From European Food Safety Authority (EFSA)

The European Food Safety Authority (EFSA) published an analysis of the levels of dioxins and related substances in food and animal feed in March 2010. The report, which was prepared by EFSA’s Data Collection and Exposure unit, is based on over 7,000 samples collected by 21 European countries between 1999 and 2008. EFSA was asked by the European Commission to evaluate dioxin contamination levels in relation to maximum levels which have been set for different categories of food and feed in the EU in order to protect consumers.

Dioxins and similar compounds, such as dioxin-like polychlorinated biphenyls (PCBs), include a range of toxic substances which are formed by burning – e.g. through waste incineration or forest fires – and some industrial processes. Their presence in the environment has declined since the 1970s, following concerted efforts at the EU level.

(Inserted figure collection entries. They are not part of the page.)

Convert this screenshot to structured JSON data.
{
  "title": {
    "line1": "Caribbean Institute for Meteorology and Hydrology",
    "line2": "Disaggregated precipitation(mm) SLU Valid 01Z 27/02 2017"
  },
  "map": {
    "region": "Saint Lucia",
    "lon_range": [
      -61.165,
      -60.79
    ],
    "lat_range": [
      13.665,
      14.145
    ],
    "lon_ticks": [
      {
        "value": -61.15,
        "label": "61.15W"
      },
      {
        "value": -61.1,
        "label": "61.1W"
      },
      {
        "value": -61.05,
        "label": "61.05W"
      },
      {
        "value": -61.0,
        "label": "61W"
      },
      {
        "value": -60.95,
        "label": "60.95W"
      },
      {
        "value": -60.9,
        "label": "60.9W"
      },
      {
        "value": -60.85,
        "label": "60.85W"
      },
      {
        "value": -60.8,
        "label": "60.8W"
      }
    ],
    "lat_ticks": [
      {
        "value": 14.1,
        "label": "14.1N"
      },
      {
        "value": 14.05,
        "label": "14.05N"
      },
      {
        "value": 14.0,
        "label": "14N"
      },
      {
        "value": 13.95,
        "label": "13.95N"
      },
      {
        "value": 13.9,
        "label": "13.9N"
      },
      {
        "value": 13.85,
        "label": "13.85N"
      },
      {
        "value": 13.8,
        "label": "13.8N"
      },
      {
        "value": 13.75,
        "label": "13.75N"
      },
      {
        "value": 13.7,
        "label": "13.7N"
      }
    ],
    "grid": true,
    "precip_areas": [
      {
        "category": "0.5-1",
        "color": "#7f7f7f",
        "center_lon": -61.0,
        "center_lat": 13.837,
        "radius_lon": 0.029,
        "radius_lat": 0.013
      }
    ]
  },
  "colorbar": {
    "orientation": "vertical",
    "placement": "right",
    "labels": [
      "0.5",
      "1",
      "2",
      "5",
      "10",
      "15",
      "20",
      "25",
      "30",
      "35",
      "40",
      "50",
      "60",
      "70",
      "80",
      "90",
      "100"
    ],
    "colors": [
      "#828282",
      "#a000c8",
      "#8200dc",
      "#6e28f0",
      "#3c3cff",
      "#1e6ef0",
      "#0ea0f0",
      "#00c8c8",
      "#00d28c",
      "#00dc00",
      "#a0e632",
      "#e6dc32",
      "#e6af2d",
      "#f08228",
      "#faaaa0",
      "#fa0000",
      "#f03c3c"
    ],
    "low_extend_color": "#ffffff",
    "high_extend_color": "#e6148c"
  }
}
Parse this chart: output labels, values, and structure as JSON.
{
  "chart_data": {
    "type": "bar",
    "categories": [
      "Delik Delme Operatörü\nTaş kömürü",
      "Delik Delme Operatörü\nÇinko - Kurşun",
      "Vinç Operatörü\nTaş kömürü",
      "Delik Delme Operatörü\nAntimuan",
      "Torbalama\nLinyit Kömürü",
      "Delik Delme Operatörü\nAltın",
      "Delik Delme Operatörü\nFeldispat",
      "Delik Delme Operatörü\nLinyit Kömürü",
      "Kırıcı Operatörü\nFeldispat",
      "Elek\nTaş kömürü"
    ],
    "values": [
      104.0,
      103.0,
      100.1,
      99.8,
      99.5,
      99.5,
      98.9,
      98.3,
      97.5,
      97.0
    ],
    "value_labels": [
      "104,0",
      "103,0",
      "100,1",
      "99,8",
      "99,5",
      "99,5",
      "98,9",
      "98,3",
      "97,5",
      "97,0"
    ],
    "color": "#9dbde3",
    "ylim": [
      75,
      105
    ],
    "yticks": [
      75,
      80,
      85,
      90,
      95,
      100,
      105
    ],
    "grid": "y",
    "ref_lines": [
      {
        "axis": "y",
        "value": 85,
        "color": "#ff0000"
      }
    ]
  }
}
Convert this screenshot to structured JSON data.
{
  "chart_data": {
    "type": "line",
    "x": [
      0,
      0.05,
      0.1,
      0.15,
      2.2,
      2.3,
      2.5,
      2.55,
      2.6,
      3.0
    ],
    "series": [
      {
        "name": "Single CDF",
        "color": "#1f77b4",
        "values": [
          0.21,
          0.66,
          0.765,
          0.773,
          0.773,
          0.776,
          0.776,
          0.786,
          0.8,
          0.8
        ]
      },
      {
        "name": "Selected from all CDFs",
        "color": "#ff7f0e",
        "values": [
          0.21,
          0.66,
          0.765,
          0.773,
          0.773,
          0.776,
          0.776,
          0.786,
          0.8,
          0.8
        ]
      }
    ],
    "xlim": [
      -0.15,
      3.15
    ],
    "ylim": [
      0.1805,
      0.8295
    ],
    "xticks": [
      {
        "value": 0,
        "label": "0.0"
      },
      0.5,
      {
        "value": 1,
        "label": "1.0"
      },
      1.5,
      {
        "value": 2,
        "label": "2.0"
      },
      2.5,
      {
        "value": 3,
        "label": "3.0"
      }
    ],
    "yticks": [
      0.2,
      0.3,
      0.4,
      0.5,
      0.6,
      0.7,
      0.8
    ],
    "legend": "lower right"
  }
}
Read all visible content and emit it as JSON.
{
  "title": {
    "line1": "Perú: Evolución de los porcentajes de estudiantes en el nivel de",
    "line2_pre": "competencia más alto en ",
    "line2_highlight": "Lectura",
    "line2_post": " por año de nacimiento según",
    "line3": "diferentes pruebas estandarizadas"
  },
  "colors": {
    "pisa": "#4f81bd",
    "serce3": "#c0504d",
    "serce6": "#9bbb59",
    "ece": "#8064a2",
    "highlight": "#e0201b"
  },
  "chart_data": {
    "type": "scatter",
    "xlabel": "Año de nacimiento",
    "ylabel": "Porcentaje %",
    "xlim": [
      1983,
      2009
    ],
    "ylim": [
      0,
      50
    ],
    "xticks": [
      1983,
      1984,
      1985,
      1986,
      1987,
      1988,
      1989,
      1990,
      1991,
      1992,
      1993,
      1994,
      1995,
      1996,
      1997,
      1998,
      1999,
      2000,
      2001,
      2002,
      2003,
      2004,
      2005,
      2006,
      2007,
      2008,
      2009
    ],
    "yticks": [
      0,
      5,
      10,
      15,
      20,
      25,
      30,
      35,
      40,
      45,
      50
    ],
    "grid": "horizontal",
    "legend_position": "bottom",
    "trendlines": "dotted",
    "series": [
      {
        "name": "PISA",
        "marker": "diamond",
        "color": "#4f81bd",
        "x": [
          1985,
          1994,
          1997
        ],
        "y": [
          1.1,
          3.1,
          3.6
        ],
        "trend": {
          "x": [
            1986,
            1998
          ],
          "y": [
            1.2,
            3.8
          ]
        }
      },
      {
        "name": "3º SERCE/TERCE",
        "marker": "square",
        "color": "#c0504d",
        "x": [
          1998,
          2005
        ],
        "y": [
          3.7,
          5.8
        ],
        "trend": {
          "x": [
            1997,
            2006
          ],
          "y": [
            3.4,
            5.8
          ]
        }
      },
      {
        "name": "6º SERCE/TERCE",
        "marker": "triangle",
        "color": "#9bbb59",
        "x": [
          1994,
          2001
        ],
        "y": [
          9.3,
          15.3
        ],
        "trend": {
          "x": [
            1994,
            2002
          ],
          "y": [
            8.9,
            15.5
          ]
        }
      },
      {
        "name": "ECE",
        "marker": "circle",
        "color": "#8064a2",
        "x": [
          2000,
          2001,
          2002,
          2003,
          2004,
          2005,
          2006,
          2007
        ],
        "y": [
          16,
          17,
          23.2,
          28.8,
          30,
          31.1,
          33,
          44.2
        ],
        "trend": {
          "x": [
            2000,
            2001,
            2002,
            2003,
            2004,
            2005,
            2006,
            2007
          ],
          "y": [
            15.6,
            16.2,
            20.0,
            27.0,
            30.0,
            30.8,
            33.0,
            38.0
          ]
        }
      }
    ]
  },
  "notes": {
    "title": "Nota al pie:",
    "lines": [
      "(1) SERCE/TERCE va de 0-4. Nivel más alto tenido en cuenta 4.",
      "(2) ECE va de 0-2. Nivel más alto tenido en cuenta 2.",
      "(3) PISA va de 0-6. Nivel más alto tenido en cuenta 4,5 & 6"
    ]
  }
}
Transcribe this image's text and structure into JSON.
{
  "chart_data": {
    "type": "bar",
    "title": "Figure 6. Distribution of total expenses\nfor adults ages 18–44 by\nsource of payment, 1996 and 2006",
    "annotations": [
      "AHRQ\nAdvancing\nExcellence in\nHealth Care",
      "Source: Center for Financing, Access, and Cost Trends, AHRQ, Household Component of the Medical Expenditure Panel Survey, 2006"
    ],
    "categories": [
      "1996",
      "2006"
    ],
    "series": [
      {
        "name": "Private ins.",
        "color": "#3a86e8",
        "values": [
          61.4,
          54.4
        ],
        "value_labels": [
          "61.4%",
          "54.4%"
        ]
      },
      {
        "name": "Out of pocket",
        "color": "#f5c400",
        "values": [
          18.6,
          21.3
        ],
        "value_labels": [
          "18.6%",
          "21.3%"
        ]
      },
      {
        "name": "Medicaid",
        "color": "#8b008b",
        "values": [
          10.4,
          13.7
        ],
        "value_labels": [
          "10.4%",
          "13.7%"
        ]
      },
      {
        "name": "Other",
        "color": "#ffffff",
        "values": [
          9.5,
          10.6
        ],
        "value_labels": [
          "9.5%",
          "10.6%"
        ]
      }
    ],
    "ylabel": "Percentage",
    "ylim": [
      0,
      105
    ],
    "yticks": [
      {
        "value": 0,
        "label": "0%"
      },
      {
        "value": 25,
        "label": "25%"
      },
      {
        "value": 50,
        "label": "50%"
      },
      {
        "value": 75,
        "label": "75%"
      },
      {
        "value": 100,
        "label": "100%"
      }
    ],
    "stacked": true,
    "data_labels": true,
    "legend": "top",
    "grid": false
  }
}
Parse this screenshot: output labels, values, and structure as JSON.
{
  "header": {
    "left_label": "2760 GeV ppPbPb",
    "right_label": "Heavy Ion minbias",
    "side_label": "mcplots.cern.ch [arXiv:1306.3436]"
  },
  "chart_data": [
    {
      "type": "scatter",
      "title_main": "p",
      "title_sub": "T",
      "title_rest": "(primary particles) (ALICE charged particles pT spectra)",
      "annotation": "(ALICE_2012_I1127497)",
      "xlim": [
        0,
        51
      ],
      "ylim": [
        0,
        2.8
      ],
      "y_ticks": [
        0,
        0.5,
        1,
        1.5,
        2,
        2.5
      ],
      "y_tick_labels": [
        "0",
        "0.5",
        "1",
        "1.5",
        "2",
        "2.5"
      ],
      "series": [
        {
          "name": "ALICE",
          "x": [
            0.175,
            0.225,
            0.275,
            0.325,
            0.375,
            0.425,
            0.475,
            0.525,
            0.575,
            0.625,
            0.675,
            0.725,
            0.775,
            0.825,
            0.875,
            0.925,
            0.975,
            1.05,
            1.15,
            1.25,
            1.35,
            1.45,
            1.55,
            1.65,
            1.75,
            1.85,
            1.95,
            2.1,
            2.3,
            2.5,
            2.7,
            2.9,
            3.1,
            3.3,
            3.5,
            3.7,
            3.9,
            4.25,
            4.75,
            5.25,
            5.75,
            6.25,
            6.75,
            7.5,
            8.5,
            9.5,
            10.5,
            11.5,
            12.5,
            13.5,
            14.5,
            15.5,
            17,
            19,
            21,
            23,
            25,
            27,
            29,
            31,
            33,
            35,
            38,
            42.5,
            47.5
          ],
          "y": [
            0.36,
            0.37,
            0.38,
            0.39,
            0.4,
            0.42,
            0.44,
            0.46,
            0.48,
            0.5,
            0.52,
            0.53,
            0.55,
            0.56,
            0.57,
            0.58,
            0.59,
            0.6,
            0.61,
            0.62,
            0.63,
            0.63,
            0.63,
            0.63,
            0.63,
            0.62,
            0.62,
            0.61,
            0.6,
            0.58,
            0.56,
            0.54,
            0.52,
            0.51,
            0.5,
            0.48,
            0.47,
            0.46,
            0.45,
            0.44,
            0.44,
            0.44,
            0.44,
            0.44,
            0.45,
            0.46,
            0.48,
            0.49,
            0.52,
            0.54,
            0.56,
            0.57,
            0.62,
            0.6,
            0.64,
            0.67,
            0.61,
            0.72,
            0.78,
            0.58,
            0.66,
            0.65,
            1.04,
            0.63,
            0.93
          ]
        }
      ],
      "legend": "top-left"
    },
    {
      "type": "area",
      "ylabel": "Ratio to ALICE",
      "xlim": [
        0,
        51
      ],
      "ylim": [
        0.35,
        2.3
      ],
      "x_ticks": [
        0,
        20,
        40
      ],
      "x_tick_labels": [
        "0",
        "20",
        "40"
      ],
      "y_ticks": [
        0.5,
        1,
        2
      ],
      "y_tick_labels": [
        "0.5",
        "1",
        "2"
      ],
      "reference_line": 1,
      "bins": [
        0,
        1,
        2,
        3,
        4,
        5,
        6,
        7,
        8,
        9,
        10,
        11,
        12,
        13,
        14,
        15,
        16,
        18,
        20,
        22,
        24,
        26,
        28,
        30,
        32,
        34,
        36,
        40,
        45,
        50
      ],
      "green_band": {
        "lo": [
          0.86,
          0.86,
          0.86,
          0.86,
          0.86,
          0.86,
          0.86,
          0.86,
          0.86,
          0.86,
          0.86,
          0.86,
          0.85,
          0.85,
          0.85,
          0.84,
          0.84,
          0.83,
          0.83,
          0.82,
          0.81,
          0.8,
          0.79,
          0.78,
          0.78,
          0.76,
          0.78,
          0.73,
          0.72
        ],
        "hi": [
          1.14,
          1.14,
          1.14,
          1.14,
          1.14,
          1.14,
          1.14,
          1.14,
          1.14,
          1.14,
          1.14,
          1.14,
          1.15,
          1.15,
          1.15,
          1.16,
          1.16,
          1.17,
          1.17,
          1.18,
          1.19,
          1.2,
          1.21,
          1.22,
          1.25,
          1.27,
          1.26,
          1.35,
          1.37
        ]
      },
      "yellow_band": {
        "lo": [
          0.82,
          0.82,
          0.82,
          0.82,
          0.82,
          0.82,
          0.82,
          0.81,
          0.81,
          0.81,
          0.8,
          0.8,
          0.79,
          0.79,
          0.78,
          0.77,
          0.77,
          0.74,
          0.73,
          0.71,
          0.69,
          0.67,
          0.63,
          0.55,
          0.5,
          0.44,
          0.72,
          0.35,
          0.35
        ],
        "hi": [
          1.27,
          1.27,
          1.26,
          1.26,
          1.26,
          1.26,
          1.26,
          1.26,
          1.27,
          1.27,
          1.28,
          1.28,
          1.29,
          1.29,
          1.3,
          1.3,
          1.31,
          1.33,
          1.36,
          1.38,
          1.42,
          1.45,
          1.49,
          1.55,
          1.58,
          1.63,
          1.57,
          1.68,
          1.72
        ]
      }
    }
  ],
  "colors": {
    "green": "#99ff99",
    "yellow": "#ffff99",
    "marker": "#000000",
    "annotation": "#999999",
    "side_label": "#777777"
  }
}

Dioxins are found at low levels in many foods. They do not cause immediate health problems, but long-term exposure to high levels of dioxins has been shown to cause a range of effects, including cancer. Their persistence and the fact that they accumulate in the food chain, notably in animal fat, therefore continues to cause some safety concerns.

The highest average levels of dioxins and dioxin-like PCBs in relation to fat content were observed for liver and liver products from animals. The highest average levels in relation to total product weight were for fish liver and products derived from fish liver. In animal feed, the highest average levels were found in fish oil.

Overall, 8% of the samples exceeded the different maximum levels set out in EU legislation. However, some of these samples clearly originated from targeted sampling during specific contamination episodes. There were also large variations between different groups of food and feed in terms of the proportion of samples which exceed maximum levels.

The report concludes that no clear trend can be established regarding changes in background levels of dioxins and related substances in food and feed over time, as there were increases in some categories but decreases in others. Furthermore, occasional contamination episodes and a lack of information on which samples resulted from targeted or random sampling make it difficult to assess such trends.

The current EU method for measuring overall dioxin levels is based on toxicity values for different types of dioxins recommended by the World Health Organization (WHO) in 1998. EFSA was also asked to assess the impact on total dioxin levels of using toxicity values set out in WHO recommendations from 2005, which downgraded the relative toxicity of certain types of dioxins. The report finds that using the new values would reduce overall dioxin levels by 14%, although the extent of this reduction was very different across food and feed categories.

Finally, the report recommends continuous random testing of a sufficient number of samples in each food and feed group to ensure accurate assessments of the presence of dioxins and dioxin-like PCBs.